Die Arbeiter der neun anderen Fabriken, die für das eigene Land, für China, Afrika, Südamerika usw. produzieren, erhalten natürlich nach wie vor 2,60 Dollar und sie arbeiten unter viel schlechteren Bedingungen. Aber diese sind immer noch sehr deutlich besser als die Bedingungen auf dem Reisfeld. Genau deshalb sind sie ja vom Land in die Fabrik arbeiten gegangen. Die Fabrikarbeit für 2,60 Dollar pro Tag hat ihre Lebensbedingungen deutlich verbessert.
Würde der Lohn auf 3,60 Dollar erhöht, wäre die C&A-Näherin noch privilegierter, als sie es schon vorher war. Die Nudelsuppenverkäuferin erhält nämlich nur 2 Dollar, der junge Kellner sogar nur 1,50 Dollar pro Tag, aber damit immer noch mehr als der Reisbauer auf dem Land, denn deshalb sind ja alle in die Stadt gezogen.
Übrigens erhält der lokale Käufer eines T-Shirts in Bangladesch oft noch weniger Lohn. Er ist darauf angewiesen, dass so billig produziert wird, sonst könnte er sich kein T-Shirt mehr leisten.
Korruption verschärft sich
Durch Projekte wie den „Fair Order Mechanism“ oder das Lieferkettengesetz werden also neue soziale Ungleichgewichte geschaffen. Es passiert dann, was in solchen Situationen immer passiert: Korruption zieht ein.
Das weiß natürlich der Chef der Personalchefs und der sagt: Gib mir 20 Cent von deinen 50 Cent pro Näherin. Es entsteht eine der in der Dritten Welt beliebten Korruptionspyramiden. Je weiter oben, desto mehr bekommt der Chef. Und die haben viel bezahlt, um ihren Posten zu bekommen. Also muss sich das Ganze lohnen.

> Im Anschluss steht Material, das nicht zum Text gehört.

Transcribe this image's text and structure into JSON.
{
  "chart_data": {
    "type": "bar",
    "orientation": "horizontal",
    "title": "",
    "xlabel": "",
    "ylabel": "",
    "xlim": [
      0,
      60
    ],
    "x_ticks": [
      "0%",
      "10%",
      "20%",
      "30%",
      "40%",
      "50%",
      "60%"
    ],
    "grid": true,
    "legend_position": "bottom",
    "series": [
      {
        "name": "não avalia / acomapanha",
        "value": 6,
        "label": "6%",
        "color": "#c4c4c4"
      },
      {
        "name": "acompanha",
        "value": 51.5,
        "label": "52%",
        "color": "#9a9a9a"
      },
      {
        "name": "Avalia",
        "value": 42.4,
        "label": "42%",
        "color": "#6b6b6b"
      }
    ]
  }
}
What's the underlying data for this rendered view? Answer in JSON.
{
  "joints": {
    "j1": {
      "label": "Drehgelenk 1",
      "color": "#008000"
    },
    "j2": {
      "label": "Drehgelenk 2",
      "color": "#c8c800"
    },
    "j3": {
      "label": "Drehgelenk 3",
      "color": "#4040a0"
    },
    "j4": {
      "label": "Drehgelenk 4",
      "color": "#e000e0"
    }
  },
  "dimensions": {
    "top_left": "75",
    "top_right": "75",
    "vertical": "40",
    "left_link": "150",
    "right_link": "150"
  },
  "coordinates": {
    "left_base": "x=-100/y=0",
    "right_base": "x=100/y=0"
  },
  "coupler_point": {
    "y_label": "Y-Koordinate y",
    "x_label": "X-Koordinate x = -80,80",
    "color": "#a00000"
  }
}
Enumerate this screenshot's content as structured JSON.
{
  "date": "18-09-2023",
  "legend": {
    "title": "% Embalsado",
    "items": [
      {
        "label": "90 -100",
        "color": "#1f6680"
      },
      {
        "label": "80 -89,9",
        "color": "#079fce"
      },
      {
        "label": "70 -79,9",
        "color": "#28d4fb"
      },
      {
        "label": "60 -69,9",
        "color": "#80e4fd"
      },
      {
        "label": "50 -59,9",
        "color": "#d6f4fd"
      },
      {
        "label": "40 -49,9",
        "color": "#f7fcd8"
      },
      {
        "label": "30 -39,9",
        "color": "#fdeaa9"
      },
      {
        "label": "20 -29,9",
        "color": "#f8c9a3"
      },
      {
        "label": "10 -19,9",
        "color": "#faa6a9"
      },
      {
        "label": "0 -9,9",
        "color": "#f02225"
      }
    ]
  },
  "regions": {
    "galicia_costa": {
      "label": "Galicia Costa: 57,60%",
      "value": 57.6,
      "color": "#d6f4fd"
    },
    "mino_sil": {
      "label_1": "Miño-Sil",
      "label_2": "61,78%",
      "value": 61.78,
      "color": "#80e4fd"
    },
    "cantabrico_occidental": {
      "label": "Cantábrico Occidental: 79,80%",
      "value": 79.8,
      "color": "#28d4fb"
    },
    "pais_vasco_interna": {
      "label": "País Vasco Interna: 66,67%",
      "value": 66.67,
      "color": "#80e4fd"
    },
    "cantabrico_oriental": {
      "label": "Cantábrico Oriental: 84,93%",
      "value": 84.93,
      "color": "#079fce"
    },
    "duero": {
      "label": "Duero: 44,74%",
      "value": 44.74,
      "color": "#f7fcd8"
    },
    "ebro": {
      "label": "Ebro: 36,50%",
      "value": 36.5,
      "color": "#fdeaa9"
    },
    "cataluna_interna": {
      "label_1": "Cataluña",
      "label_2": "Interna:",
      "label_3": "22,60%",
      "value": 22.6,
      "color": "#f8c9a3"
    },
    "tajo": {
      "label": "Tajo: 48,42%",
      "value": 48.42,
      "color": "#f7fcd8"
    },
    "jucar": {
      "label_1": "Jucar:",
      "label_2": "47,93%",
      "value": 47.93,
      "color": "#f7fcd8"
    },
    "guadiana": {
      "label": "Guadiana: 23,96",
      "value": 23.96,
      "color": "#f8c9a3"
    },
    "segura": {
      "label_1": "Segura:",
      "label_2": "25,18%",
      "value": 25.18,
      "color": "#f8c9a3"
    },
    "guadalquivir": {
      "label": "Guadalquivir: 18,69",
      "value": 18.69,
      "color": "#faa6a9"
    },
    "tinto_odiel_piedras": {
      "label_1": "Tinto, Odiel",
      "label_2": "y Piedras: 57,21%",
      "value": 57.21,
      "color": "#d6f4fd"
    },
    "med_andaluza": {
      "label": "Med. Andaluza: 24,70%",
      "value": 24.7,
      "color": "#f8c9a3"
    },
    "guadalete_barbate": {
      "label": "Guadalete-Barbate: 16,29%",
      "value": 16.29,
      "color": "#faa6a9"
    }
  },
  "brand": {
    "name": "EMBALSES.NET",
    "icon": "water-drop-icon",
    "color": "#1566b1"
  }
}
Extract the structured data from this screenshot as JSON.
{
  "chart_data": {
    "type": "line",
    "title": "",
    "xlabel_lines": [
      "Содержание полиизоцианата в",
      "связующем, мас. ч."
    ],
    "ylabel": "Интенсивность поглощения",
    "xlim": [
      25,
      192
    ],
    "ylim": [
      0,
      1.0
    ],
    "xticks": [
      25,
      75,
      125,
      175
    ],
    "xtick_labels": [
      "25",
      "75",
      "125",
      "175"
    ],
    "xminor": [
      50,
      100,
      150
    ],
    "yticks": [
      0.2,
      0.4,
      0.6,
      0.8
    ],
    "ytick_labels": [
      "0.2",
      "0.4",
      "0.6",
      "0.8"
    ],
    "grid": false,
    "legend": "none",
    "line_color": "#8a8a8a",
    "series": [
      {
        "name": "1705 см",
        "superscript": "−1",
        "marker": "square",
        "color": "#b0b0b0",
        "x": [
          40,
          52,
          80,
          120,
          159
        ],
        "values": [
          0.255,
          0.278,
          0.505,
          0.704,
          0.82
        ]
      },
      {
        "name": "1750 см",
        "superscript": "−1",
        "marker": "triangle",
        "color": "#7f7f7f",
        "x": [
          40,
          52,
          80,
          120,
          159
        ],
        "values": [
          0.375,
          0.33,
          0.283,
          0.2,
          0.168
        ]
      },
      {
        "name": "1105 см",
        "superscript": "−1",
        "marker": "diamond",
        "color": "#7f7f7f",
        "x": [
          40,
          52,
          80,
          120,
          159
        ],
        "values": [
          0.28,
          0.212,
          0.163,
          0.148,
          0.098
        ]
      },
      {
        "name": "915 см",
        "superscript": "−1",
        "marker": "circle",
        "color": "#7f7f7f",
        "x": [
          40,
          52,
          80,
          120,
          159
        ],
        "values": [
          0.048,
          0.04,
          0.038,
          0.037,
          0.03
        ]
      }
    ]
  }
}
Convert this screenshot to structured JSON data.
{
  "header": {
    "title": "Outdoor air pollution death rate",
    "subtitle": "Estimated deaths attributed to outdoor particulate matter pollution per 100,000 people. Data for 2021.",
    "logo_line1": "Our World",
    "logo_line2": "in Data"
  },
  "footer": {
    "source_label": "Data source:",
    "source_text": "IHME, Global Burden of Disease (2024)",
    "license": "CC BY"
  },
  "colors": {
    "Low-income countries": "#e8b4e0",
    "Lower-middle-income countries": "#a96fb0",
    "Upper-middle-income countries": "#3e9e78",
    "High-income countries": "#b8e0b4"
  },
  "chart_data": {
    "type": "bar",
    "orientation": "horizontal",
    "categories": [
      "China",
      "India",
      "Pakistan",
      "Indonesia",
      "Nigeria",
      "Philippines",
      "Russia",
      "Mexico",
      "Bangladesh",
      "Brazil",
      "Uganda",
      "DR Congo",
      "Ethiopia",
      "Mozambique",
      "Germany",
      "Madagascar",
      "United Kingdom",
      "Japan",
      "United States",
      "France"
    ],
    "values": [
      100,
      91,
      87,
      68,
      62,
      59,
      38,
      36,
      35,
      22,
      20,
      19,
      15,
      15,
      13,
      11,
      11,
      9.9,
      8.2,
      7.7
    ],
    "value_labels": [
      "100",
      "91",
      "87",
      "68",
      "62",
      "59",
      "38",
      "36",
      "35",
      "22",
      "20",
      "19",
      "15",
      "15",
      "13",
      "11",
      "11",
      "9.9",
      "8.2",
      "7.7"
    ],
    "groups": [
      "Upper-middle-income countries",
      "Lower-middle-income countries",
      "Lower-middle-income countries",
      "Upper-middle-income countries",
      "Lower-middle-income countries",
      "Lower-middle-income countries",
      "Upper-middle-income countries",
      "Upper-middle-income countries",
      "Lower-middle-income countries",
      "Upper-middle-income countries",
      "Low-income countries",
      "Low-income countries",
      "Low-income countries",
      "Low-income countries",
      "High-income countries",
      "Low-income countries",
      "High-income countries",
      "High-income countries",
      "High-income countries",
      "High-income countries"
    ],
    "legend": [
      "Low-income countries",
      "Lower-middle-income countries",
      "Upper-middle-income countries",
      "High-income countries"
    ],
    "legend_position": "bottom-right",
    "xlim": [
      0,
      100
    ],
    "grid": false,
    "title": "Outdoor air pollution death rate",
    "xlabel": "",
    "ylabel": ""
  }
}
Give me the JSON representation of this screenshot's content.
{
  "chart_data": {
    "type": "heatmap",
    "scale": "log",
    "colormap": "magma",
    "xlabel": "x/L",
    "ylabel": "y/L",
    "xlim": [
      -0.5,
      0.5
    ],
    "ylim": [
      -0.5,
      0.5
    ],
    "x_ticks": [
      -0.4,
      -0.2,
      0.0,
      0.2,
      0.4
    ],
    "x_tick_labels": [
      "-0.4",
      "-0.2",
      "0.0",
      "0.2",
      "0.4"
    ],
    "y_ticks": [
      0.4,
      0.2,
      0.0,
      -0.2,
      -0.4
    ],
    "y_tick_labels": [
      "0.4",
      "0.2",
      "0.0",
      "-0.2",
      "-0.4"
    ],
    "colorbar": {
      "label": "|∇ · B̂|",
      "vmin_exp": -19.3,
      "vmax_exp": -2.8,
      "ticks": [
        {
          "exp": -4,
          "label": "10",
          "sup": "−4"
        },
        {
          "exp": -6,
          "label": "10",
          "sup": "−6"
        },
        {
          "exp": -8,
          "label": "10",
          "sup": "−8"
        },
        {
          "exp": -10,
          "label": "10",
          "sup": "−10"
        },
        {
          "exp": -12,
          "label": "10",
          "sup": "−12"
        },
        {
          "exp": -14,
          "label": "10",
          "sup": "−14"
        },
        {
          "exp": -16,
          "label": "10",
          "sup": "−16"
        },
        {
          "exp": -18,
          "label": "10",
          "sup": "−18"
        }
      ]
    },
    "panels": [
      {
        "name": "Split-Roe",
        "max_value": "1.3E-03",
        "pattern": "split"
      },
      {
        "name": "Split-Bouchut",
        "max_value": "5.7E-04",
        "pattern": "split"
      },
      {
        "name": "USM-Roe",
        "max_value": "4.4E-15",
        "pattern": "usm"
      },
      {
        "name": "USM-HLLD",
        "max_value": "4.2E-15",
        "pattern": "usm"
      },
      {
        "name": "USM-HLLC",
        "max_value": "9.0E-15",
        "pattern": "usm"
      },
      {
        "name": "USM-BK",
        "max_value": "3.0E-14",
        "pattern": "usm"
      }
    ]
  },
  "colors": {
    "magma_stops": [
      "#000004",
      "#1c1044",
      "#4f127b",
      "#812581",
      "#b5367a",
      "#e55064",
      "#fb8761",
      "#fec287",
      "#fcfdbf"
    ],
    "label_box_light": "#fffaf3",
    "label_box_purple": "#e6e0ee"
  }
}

Das Ergebnis des „Fair Order Mechanism“ wird Unfairness sein – en gros und en detail. In den Entwicklungsländern will jeder etwas vom Kuchen abhaben, die korrupten Strukturen werden ausgebaut, ein paar Arbeiter haben etwas mehr und die „guten“ EU-Bürger bezahlen wesentlich mehr für die Importe, zum Beispiel für Kleidung, denn die überbordende Bürokratie müssen sie ja auch bezahlen.
Wollte man dem „Fair Order Mechanism“ einen fairen Namen geben, dann müsste man es „Bürokratiebeschaffungsgesetz“ nennen, „naiv-unfaires Abzockungsgesetz“ wäre auch ein treffender Name.